Once our son’s condition was identified and we began our heart journey, we learned of more heart heroes among us. Our colleagues knew someone else that had a child with a congenital heart defect (CHD). Our friends told us of their siblings with heart defects. And one of our closest Birmingham friends shared his journey with us as an adult living with CHD. Our heart community grew quickly. It was a community I never knew existed and never intended to be a part of.
I would describe the heart community as welcoming. There is an instant connection as you talk about heart transplants, early intervention services, cardiologists, and the nuances of your heart hero’s unique defect. While this community embraces you, the world you knew before slowly begins to fade. You begin to grow away from family members who don’t know what to say or how to express concern. You lose friends as they share complaints of first-world problems while you try to manage a job and an intense series of follow up appointments that your child’s life depends upon. You also lose your sanity as you try to balance caution while ensuring your child experiences a fulfilling life outside of a hospital room.
As the proclamation states, “It is essential to the health and well-being of our nation that our citizens be made aware of the medical, social, and economic aspects of the problem of cardiovascular diseases, and the measures being taken to combat them.” I implore you to question, to persist, and to learn about heart disease.

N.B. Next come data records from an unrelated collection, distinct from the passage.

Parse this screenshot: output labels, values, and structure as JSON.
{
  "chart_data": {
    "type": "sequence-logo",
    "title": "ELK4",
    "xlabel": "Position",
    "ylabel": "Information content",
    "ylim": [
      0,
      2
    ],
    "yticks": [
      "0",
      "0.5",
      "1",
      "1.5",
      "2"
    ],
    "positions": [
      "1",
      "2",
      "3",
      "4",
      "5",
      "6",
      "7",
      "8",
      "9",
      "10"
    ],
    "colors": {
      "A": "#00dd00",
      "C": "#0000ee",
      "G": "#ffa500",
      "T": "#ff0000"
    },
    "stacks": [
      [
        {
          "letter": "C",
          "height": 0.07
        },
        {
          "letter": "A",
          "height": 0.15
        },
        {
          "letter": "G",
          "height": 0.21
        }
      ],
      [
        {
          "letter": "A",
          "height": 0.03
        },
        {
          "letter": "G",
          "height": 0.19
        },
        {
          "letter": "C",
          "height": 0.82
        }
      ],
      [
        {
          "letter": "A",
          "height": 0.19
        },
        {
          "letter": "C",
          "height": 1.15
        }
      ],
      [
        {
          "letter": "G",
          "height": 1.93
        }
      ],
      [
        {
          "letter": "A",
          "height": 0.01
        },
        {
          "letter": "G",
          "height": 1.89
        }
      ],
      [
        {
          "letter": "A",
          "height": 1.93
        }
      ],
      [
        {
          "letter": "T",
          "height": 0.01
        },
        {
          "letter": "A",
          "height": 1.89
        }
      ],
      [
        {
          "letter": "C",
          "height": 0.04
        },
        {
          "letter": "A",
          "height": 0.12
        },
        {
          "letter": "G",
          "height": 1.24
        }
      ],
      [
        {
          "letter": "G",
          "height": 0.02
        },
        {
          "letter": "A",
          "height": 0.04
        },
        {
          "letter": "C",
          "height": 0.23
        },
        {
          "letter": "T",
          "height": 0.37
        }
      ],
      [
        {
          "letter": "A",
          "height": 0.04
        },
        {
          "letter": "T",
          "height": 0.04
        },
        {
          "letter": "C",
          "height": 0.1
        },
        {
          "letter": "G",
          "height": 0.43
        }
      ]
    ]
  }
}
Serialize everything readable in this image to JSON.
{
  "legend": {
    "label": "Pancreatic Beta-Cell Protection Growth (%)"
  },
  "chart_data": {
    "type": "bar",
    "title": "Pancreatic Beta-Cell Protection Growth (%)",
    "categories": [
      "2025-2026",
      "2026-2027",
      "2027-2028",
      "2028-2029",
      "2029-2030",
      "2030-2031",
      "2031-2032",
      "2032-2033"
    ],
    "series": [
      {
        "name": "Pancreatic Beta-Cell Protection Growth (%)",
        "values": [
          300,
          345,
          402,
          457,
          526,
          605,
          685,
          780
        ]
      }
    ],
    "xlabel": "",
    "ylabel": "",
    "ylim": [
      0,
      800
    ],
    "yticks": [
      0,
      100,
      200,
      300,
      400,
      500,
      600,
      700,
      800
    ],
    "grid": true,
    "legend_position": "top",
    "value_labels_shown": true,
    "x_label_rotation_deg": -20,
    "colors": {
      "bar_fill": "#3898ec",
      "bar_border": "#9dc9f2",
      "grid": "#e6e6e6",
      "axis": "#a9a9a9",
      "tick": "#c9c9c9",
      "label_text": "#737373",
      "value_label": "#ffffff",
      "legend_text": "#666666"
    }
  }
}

If you know someone who is pregnant, I encourage you to share our story with them. Ensure they question the validity of an anatomy scan. I encourage you to become aware and advocate for the heart hero you know or have yet to meet. I ask you to learn about heart disease — to prevent it, to support those fighting it, and to be the shoulder to cry on for the distraught parent needing help. Lastly, as you celebrate Valentine’s Day or listlessly ignore its existence this February, take a moment to think of the heart community. Think about the heart community as they reflect on love lost, a love they might be fighting for, or a love that they will never know.
This post is in tribute to the late Traci Morgan, the amazing nurse practitioner who saved our son’s life on that dreary February morning. You will always be missed and hold a special place in each of our hearts.